In the full version of the paper, we show how to extend \(\mathsf{SPX}\) to handle additional post-processing operations including , and various aggregate functions such as \(\mathsf {Sum}\), \(\mathsf {Average}\), \(\mathsf {Median}\), \(\mathsf {Count}\), \(\mathsf {Mode}\), \(\mathsf {Max}\) and \(\mathsf {Min}\).

In addition, due to its modularity, \(\mathsf{SPX}\) can be extended to be dynamic without re-designing it entirely. We refer to the dynamic version of \(\mathsf{SPX}\) as \(\mathsf {SPX^{+}}\) and describe it in the full version of this work. Note that \(\mathsf {SPX^{+}}\) maintains the same query complexity and query leakage as \(\mathsf{SPX}\). We also discuss how to use ORAM to make \(\mathsf {SPX^{+}}\) forward-secure at the cost of a poly-logarithmic overhead for updates and without affecting the query complexity.

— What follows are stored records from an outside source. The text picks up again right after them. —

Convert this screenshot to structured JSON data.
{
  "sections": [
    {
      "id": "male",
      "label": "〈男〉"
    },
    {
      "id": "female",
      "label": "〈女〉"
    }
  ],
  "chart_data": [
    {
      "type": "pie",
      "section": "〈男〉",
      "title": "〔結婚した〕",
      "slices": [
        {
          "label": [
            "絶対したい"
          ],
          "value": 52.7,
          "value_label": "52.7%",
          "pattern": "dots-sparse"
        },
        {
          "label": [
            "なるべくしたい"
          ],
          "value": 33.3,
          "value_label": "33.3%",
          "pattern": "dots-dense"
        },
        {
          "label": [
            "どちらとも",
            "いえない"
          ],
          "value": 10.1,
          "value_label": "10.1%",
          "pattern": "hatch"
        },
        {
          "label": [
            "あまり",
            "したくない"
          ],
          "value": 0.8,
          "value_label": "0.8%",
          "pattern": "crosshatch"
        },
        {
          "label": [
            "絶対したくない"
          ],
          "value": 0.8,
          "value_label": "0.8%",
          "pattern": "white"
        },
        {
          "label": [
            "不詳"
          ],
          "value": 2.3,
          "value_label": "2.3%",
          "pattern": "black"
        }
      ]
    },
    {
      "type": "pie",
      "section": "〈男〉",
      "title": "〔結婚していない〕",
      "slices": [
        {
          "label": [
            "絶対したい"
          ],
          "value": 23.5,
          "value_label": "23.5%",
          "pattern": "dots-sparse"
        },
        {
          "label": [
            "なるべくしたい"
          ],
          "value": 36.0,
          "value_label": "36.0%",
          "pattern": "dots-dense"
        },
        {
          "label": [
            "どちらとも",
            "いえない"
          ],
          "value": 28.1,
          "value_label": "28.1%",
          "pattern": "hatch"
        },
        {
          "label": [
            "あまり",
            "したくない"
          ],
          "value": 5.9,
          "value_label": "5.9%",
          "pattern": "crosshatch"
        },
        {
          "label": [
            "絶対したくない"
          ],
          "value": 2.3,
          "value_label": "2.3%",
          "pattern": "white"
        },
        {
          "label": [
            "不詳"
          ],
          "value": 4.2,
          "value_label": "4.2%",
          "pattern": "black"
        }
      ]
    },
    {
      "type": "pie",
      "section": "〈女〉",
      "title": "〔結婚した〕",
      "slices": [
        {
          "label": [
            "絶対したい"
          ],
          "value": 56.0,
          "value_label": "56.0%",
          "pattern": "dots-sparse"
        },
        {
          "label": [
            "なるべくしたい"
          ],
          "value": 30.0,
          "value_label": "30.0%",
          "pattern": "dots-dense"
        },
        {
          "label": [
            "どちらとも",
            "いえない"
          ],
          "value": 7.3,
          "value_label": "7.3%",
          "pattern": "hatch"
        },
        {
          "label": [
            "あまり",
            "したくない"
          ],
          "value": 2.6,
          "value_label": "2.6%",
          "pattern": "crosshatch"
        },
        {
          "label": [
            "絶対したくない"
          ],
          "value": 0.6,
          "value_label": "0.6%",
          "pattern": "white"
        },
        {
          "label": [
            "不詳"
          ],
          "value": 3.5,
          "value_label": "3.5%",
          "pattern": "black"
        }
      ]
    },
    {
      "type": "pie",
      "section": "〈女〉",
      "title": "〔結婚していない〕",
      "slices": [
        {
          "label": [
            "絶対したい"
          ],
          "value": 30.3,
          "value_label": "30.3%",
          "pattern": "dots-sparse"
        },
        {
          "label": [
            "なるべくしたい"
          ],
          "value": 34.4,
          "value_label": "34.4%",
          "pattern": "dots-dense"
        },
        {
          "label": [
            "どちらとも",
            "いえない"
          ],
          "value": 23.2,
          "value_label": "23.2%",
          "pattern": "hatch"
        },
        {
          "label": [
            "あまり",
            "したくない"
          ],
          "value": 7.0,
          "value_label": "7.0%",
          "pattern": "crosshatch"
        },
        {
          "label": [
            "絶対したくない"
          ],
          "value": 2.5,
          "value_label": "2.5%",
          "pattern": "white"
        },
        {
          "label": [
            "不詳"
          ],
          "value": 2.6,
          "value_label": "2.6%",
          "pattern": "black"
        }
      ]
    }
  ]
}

9 Future Directions and Open Problems

In this work, we proposed the first encrypted relational database scheme purely based on STE techniques. As such, our construction offers more security than the PPE-based solutions and are more efficient than solutions based on general-purpose techniques like ORAM simulation or FHE. Our work leaves open several interesting questions. The first is whether our techniques can be extended to handle the full relational algebra which, effectively, is the entire SQL. To achieve this, our solution would have to be extended to handle negations and disjunctions (set unions) in the \(\mathsf {Where}\) clause of the SQL query. We believe this to be challenging. A second problem is to handle SQL queries with ranges in the \(\mathsf {Where}\) clause. A first step towards achieving this would be to improve the state of the art in encrypted range queries. In particular, finding schemes with improved leakage profiles is important since recent work [31, 32] has described powerful attacks against the state of the art encrypted search solutions (under some assumptions on the data and queries).